Specifying a Unique Index
With storage enabled, "Unique Index" is a multi-select dropdown listing all defined column names. Select one or more fields as the deduplication basis:
- No fields selected: All column value combinations are SHA256 hashed by default. Completely identical rows are treated as duplicates — only the first is kept.
- Some fields selected: Only the selected field combinations are hashed for deduplication. For example, selecting
order_idmeans rows with the same order ID are deduplicated, even if other fields (price, status) differ.
Example: 5 columns collected — id, name, price, status, time
No unique index selected → Rows with identical 5-column values are treated as duplicates
id selected → Rows with the same id are treated as duplicates (later ones skipped)

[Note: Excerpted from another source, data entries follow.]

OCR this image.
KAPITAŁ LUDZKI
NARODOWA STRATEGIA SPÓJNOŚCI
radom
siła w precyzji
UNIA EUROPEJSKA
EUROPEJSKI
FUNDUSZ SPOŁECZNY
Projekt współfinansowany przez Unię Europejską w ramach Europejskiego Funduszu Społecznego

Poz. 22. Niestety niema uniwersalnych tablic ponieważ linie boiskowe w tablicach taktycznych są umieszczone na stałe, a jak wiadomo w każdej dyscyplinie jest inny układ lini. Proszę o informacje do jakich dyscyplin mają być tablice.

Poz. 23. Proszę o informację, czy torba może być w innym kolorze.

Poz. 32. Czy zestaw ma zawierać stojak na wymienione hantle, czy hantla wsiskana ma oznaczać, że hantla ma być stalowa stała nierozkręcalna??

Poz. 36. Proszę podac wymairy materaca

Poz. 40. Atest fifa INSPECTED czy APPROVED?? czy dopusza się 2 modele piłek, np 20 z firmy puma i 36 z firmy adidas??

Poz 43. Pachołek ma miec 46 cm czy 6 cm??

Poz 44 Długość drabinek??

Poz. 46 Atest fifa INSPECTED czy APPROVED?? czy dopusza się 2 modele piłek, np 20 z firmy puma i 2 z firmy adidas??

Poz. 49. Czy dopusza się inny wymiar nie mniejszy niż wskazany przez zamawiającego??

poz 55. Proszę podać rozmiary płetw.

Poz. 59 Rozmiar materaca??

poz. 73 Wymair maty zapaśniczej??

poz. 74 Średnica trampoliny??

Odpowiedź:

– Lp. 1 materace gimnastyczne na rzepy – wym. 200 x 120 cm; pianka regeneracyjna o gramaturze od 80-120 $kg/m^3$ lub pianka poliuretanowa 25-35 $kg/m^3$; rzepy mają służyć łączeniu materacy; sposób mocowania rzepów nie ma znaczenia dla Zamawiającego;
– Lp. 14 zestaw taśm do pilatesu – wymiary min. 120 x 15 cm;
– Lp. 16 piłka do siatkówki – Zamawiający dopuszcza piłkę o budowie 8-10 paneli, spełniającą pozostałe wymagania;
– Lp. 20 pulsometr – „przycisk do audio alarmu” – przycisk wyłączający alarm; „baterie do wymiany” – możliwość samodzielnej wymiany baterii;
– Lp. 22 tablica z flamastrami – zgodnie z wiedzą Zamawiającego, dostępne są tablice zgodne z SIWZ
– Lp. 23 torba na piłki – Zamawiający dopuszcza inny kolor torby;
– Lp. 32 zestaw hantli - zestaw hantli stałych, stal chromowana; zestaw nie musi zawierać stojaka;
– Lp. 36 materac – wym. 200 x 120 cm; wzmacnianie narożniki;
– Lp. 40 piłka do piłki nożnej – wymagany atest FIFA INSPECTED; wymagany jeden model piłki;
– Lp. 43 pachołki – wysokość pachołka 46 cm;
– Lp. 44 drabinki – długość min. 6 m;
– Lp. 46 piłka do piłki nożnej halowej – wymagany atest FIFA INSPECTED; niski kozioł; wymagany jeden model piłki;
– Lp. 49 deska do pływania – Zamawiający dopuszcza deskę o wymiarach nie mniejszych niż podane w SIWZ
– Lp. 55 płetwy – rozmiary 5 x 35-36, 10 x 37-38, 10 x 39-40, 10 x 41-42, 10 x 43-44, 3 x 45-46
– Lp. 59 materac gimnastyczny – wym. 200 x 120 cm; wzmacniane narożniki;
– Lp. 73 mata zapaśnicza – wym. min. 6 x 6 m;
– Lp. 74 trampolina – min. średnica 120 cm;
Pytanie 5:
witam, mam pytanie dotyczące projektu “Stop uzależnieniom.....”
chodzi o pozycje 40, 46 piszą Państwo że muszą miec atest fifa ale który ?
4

id, status selected → Rows with the same id AND status are treated as duplicates
If you don't want any deduplication at all, add a column that is unique per row (e.g., current timestamp or auto-increment index) and set it as the unique index. This way every row's hash is different, and no data is skipped.
$item vs. :self
Both are used to reference the "current row" in column rules; the difference is where they're used:
| Usage | Applicable Scenario | Meaning |
|---|---|---|
{{$item}} | Variable reference, code block columns | The current row data object |
{{$item.field}} | Variable reference column in array mode | A specific property of the row object |
:self | CSS selector column | The current row DOM element itself |
:self(.class) | CSS selector column | A descendant within the row element with the specified class |
$itemis a runtime variable automatically injected during column computation; no manual definition is required.
Parameter Reference
| Parameter | Type | Default | Description |
|---|---|---|---|
| Target Object | Dropdown | selector | CSS Selector — extract from page DOM; Array List — extract from existing array variable |
| Row Data | Text | — | Required. Selector mode: CSS selector; Array mode: {{variableName}} |
| Column Name | Text | — | Field name — the key in the output data |
| Column Value Source | Dropdown | — | CSS Selector / Manual Input / Variable Reference / Code Block |
| Output Variable | Text | — | Variable name to store the result. When storage is enabled, also serves as the database table name |
| Unique Index | Multi-select | All fields | Specifies which fields to use for deduplication. If not set, all column value combinations are used. Based on SHA256 hashing |
FAQ
Row selector matches elements but column extraction is empty
Symptom: The row count is correct, but every column's value is empty.
Cause: The column extraction rule didn't hit anything within the row elements — the column selector may target the entire page rather than within the row.
Solution: Column extraction rules are automatically scoped to within the row element. In DevTools, first select a row element, then verify the selector within it.
Some data is skipped and not stored in the database
Symptom: Fewer data records were collected than expected; some rows weren't written to the database.
Cause: By default, all field combinations are deduplicated. If two rows have identical values for all fields, the later one is skipped. If a unique index is specified, only the specified fields are used for deduplication.
Solution: To deduplicate by specific fields (e.g., only by order_id), select those fields in "Unique Index." To prevent deduplication from affecting collection results, add a unique identifier column (e.g., auto-increment index, current timestamp, etc.).
Collected text has messy formatting
Symptom: Extracted text has leading/trailing spaces or line breaks, or numbers come out as strings.
Cause: Raw text in HTML retains formatting characters.
Solution: Use the Data Transform Pipeline to clean column data — add trim to remove whitespace, toNumber to convert to numbers, stripHTML to remove tags, etc.